Provided by kathleen ralston
Categories Cakes
Time 2h40m
Number Of Ingredients 23
Steps:
- 1. Sprinkle the yeast and 1/2 tsp of the sugar over very warm water in a 1 cup measure. The water should be comfortably warm when dropped on wrist. Stir to dissolve. Let stand until bubbly, about 10 minutes.
- 2. Combine 2 cups of the flour, salt, lemon rind and remaining sugar in large bowl and make a well in the center.
- 3. Beat the eggs and egg yolks in a small bowl just to mix. Pour eggs. yeast mixture and warm milk into the well. Stir liquids into flour until smooth. Beat well.
- 4. Add the softened butter gradually, beating well. Stir in 1 more cup of the flour. Bet until the dough leaves the side of the bowl.
- 5. Turn out onto lightly floured surface and knead until smooth and elastic, about 10 minutes.
- 6. Place dough in buttered bowl, turning to bring the buttered side up: cover and let rise in a warm place, away from drafts, 1 and 1/2 to 2 hours until it has doubled in volume.
- 7. While dough is rising, make the cheese filling. Beat the cream cheese and cottage cheese in a small bowl with an electric mixer until smooth. Beat in egg yolk and sugar. Stir in lemon rind.
- 8. Make crumb topping: Combine the nuts, flour, butter, sugar and cinnamon in a small bowl.
- 9. Grease two 8 by 1 and 1/2 inch layer pans.
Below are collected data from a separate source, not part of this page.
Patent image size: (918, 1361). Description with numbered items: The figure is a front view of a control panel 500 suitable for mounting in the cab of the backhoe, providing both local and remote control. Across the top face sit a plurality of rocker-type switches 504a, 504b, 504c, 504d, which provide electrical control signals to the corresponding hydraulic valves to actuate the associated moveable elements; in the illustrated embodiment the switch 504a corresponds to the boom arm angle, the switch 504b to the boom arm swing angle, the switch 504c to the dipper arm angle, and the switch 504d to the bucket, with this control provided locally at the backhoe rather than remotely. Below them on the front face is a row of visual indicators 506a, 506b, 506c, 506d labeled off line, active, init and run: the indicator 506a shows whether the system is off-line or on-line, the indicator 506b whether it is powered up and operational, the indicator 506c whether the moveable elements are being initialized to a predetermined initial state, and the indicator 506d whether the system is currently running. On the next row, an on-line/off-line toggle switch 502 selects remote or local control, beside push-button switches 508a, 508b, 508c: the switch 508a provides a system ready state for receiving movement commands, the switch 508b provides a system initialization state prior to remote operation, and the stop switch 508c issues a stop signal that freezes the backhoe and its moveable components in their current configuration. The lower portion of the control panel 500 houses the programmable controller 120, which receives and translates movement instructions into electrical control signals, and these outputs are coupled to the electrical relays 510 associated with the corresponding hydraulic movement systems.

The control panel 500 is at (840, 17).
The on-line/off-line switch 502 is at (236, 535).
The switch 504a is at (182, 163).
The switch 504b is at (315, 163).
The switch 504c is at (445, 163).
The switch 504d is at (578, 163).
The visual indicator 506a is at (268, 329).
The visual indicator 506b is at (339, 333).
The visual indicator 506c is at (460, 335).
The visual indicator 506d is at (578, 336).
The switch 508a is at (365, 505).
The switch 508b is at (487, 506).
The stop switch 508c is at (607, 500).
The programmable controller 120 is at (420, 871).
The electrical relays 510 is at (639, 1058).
- 10. When the dough has doubled, punch down; knead in raisins; divide dough into four equal parts: press two parts into the bottoms and up about 1/2 inch on the sides of each of the layer pans; spread each with about 1 cup of the cheese filling.
- 11. Shape the remaining dough into 8 inch circles; place on top of cheese filling. Press spoon handle into dough round the edges to seal.
- 12. Sprinkle half the crumb topping over each Babka. Let rise in warm place until dough reaches the top of the pans, about 1 hour.
- 13. Bake at 350 degrees for 40 minutes or until the cakes sound hollow when tapped. Turn out onto wire rack to cool. (Place foil loosely over crumb topping; invert onto rack, then turn right side up.) Let cool at least 30 minutes.
- 14. Sprinkle with confectioner's sugar.